SAHİM-SEN raporu: Bir bakıcıya 25 çocuk düşüyor, sistem çökme noktasında!
Aile ve Sosyal Hizmetler Bakanlığına bağlı Çocuk Evleri Siteleri alarm veriyor.
Sağlık Hizmetleri Sendikası (SAHİM-SEN) Tarafından hazırlanan rapora göre, personel yetersizliği nedeniyle hem çalışanlar ağır iş yükü altında eziliyor hem de çocuklar yeterli bakım ve ilgiden mahrum kalıyor.

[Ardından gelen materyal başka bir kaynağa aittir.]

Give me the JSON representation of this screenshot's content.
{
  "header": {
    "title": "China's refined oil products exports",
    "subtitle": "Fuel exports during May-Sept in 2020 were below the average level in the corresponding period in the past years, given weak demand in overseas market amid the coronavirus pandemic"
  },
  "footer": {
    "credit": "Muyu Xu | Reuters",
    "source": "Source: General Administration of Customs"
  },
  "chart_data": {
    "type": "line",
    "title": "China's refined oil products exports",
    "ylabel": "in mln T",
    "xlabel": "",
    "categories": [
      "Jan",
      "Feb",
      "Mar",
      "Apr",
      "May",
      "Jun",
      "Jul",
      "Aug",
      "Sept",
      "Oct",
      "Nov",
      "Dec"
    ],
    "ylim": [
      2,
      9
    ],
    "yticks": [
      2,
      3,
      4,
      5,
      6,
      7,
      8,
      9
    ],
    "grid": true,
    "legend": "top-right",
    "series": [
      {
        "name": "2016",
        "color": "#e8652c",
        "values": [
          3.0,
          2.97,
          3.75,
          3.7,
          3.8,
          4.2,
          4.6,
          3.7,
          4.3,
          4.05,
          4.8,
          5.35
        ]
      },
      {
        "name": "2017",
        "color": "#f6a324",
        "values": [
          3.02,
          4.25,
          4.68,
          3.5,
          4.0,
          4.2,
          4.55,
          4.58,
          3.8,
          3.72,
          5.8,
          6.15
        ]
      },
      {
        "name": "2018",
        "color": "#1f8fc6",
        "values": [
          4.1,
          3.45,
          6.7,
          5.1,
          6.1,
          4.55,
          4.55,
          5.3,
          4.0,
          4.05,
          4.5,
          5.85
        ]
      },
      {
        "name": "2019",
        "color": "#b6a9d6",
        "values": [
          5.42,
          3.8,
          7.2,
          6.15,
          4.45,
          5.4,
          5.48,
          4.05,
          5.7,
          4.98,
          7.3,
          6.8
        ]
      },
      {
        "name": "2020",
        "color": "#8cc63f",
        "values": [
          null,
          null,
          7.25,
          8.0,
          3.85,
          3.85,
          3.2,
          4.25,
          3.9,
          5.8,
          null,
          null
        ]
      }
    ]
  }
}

“Bir personele 25 çocuk düşüyor!”
SAHİM-SEN Genel Başkanı Özlem Akarken, mevzuata göre her çocuk evinde en fazla 7–10 çocuk bulunması gerektiğini belirterek, “Özellikle büyükşehirlerde bir bakım personeline 20–25 çocuk veriliyor. Bu hem mevzuata açıkça aykırı hem de çalışanların fiziksel ve ruhsal sağlığını tehdit ediyor” dedi.

Akarken, personellerin çocukların öz bakımından güvenliğine kadar geniş bir sorumluluk alanında görev yaptığını, bu yükün “taşınamaz” hale geldiğini vurguladı.
“Ne çocuğa yeterli ilgi var, ne personele dinlenme hakkı”
Rapora göre, artan çocuk sayısı ve yetersiz personel nedeniyle fazla mesailer yaygınlaştı, çalışanların sosyal hayatı ve dinlenme hakkı yok sayılıyor.
Akarken, “Bakım personelleri fiziksel olduğu kadar psikolojik olarak da tükenmiş durumda. İş yükü altında hata yapan personele cezai yaptırımlar uygulanması, kamu vicdanını derinden yaralıyor.” ifadelerini kullandı.
“Refakat görevi bile üzerimize yıkılıyor”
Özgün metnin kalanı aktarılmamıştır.